Es ist Freitag der 22.03.2019.
Der Tag fängt normal wie jeder andere an. Mein Mann und Mia fahren in den Kindergarten bzw. in die Arbeit und ich bleibe noch ein bisschen liegen bevor ich in den Tag starte, denn die Nacht wurde mal wieder durch meinen Drang aufs Klo zu gehen unterbrochen.
Wie jeden Freitag hatten wir auch diesmal vor am Nachmittag unseren Wochenendeinkauf zu erledigen, weshalb ich vormittags noch zu Hause ein paar Dinge von der to-do-Liste abarbeitete. Ich räumte ein bisschen auf, backte ein Bananenbrot, auf welches ich schon tagelang Lust hatte und schaute ein paar Pakete durch, welche im Laufe der Woche angekommen waren.
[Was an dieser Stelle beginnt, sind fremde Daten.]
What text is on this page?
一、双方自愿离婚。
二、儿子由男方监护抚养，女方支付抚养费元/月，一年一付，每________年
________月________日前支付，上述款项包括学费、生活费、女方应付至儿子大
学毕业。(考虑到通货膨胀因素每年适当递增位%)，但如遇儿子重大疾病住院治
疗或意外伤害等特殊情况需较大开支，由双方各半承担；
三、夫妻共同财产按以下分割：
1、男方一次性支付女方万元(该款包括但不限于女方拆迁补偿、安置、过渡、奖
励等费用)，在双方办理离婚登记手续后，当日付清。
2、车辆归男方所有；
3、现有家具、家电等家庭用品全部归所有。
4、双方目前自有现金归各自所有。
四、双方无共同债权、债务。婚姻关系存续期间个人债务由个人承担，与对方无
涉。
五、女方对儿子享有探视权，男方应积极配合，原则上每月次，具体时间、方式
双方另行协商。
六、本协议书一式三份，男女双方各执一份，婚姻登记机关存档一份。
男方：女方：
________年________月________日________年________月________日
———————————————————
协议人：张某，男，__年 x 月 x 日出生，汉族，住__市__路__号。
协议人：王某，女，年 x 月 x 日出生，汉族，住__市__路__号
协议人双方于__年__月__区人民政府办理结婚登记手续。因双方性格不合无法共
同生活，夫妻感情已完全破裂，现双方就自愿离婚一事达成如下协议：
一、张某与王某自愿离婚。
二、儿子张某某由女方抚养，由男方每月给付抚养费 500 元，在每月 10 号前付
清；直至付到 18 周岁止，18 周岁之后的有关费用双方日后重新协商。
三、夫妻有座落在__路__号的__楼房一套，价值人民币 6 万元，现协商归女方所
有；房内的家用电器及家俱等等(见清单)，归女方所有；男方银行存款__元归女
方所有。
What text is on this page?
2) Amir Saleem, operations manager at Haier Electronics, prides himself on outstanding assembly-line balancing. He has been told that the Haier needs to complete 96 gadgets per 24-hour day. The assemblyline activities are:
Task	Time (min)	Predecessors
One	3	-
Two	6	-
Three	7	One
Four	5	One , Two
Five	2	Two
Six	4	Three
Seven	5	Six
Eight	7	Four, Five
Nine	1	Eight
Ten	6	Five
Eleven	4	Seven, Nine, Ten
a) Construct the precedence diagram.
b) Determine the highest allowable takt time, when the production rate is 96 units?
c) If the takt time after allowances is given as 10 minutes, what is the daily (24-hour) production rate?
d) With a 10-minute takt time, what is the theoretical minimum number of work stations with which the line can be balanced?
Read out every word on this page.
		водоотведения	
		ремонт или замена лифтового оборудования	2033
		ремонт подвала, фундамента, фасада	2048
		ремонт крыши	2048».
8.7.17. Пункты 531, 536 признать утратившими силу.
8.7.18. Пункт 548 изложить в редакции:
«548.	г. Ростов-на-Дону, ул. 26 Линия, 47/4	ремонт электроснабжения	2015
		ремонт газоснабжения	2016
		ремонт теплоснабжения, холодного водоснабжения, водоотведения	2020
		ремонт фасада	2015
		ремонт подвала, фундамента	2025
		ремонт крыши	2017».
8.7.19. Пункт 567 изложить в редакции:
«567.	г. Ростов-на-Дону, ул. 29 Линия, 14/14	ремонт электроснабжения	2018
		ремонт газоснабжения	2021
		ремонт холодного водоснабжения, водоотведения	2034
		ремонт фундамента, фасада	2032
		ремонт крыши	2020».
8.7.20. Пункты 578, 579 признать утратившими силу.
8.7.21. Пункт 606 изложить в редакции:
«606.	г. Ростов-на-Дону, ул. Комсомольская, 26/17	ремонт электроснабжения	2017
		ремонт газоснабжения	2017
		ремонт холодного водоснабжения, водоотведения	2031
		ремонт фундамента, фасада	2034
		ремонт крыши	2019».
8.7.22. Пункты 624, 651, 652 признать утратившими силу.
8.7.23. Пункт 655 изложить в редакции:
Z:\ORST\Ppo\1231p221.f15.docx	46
Und während ich am Boden saß und mit dem Betthimmel für’s Babyzimmer kämpfte, merkte ich plötzlich ein nasses Gefühl in der Hose. Verunsichert ging ich schnell zur Toilette. Ich versuchte meinen Harndrang zu kontrollieren bzw. zurückzuhalten. Zum Glück funktionierte mein Beckenboden noch tadellos, weshalb mir recht schnell klar war, dass das kein Urin in meiner Hose sein kann.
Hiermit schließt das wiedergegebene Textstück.